Aesthetic augmentation of the posterior jawline consists of various implant options to overlay the bony jaw angle or mandibular ramus. The submuscular placement of the implant on the bone is the logical placement as the goal is to increase the size and shape of the bone. While this is a very effective technique it is not without complications…one of which directly works against the goal of a jaw angle implant.
One of the two known aesthetic complications of jaw angle implants presents as a loss of adequate soft tissue (muscle) coverage over the triangular jaw angle region. This could be due to masseteric muscle dehiscence (most common) or a jaw angle implant design that extends more posterior than the natural muscle shape can stretch over it. (implant reveal) Either way, rather than having a full or more defined jaw angle region, it appears as a triangular contour deformity of various sizes that becomes most evident when chewing or biting down.
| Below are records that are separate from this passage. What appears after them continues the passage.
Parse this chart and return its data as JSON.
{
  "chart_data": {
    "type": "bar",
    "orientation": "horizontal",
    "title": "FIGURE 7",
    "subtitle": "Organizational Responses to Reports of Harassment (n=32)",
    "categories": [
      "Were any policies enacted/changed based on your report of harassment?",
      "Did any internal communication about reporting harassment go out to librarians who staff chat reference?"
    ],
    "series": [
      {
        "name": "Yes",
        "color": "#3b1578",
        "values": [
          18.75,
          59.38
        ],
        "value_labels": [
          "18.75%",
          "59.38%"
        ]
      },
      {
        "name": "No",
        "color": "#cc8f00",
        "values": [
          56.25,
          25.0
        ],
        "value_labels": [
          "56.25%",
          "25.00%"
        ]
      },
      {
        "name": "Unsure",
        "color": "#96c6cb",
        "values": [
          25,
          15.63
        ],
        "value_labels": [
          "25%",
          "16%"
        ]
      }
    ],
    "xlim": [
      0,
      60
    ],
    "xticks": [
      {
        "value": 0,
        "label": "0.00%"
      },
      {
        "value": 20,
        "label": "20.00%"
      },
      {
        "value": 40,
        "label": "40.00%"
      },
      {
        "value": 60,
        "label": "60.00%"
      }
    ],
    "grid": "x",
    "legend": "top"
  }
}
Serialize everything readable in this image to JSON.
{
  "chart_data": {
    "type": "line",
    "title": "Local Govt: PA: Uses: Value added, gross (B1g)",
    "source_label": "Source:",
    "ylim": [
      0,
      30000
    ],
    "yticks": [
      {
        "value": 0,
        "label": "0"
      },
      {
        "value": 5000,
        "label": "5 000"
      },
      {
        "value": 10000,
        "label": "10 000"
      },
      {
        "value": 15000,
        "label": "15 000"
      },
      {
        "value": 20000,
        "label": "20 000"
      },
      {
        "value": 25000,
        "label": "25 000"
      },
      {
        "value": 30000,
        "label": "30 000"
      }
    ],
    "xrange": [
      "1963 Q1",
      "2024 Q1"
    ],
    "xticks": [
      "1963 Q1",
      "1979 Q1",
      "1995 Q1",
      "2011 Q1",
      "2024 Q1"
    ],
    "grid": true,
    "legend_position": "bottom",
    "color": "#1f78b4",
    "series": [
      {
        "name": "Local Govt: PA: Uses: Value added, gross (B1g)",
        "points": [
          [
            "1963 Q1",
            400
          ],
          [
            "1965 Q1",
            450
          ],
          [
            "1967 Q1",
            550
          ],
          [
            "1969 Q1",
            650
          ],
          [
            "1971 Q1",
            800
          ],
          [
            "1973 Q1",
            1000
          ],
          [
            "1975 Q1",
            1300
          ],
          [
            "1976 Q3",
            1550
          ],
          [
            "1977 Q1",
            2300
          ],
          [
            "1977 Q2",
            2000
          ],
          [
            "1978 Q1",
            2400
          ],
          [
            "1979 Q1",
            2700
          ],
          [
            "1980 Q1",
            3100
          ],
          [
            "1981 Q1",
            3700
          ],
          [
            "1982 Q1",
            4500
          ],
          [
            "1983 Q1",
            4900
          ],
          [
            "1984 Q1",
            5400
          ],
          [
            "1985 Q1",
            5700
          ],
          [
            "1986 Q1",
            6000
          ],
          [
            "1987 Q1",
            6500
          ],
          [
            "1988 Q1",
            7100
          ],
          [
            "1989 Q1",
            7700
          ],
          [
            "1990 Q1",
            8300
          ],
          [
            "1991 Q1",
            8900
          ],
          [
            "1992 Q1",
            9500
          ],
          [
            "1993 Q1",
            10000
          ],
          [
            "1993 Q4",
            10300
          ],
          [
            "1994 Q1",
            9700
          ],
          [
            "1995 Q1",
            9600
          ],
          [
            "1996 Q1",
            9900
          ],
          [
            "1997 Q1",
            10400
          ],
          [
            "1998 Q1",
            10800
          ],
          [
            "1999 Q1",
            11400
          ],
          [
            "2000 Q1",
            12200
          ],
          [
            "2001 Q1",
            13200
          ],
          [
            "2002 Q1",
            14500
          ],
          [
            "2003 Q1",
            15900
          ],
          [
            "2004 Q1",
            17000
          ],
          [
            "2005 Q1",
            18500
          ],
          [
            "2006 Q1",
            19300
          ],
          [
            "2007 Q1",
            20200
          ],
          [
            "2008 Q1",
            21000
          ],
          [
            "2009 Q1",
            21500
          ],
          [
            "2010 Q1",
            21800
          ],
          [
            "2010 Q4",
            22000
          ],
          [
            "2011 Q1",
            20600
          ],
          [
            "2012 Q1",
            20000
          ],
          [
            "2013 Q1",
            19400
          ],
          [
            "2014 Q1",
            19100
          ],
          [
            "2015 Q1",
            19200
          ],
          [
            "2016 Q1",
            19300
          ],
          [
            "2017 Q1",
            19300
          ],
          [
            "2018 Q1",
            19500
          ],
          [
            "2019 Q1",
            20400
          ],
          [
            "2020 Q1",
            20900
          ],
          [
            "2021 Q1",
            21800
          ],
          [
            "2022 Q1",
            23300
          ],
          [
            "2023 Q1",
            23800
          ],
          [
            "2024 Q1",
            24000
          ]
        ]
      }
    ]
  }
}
But it often appears in lesser degrees even when at rest.
There are a variety of methods to treat this aesthetic type of jaw angle soft tissue deficiency of which the most common are injectable fillers and fat. Besides the temporary effect of synthetic fillers and the unpredictability of injected fat retention, surgical efforts to try and bring the muscle back over the implant rarely. work…and leave neck scars in the process to try and do so.
The remaining treatment option is soft tissue implants and grafts as more assured volumetric additions. These are placed on top of the muscle rather than under it. Because it is a soft tissue augmentation method it is important that whatever material is used that it is soft and pliable. I have used Alloderm dermal grafts as well as ePTFE sheets, both of which are acceptable in smaller soft tissue jaw angle deficiencies. They can be placed through small direct (jaw angle) or indirect (earlobe) incisions.
But in larger surface area or deeper jaw angle soft tissue contour deformities I have found that ultrasoft solid silicone shaped implants are most effective. Their elastic deformation properties make them easy to insert through small skin incisions. They offer obvious volume permanence. It may seem at odds to have correct a hard tissue implant-related problem with a soft tissue implant but that only seems that way because it has been so rarely done.
The implant is usually custom designed based on the outline of the external soft tissue contour deformity and an estimate of how much thickness is needed. The greatest thickness is located over the jaw angle region and feathers out to the posterior, superior and anterior ends. If it exists on both sides it often has different shapes between the two sides.
The placement of ultrasoft silicone jaw angle soft tissue implants, like Alloderm and ePTFE, can be placed through a 1 cm direct incision or from one around the earlobe. In men int particular the beard skin heals so well that the direct approach is preferred. A subcutaneous skin flap is raised with facelift scissors mainly the created pocket no bigger than the external skin marks. The implant can have perfusion holes placed if desired, which I prefer to usually do to allow for tissue ingrowth and soft tissue intraimplant fixation.
Getting the implant into good position is obviously a key step and is best aided by the small incision at the back end of the jaw angle area. If the pocket is not overextended implant introduction into the pocket is all that is needed. Suture fixation to the muscle can also be done if desired. Closure of the skin incision is done in two layers with small resorbable sutures.
These soft tissue jaw angle implants are very effective at addressing iatrogenic-induced soft tissue contour deformities after jaw angle or jawline implant placements. Their success makes me wonder that they may also have a role int the primary jaw angle implant patient who is only seeking a a very modest augmentation effect. Sort of intermediary option between injectable fillers and submuscular placed implants.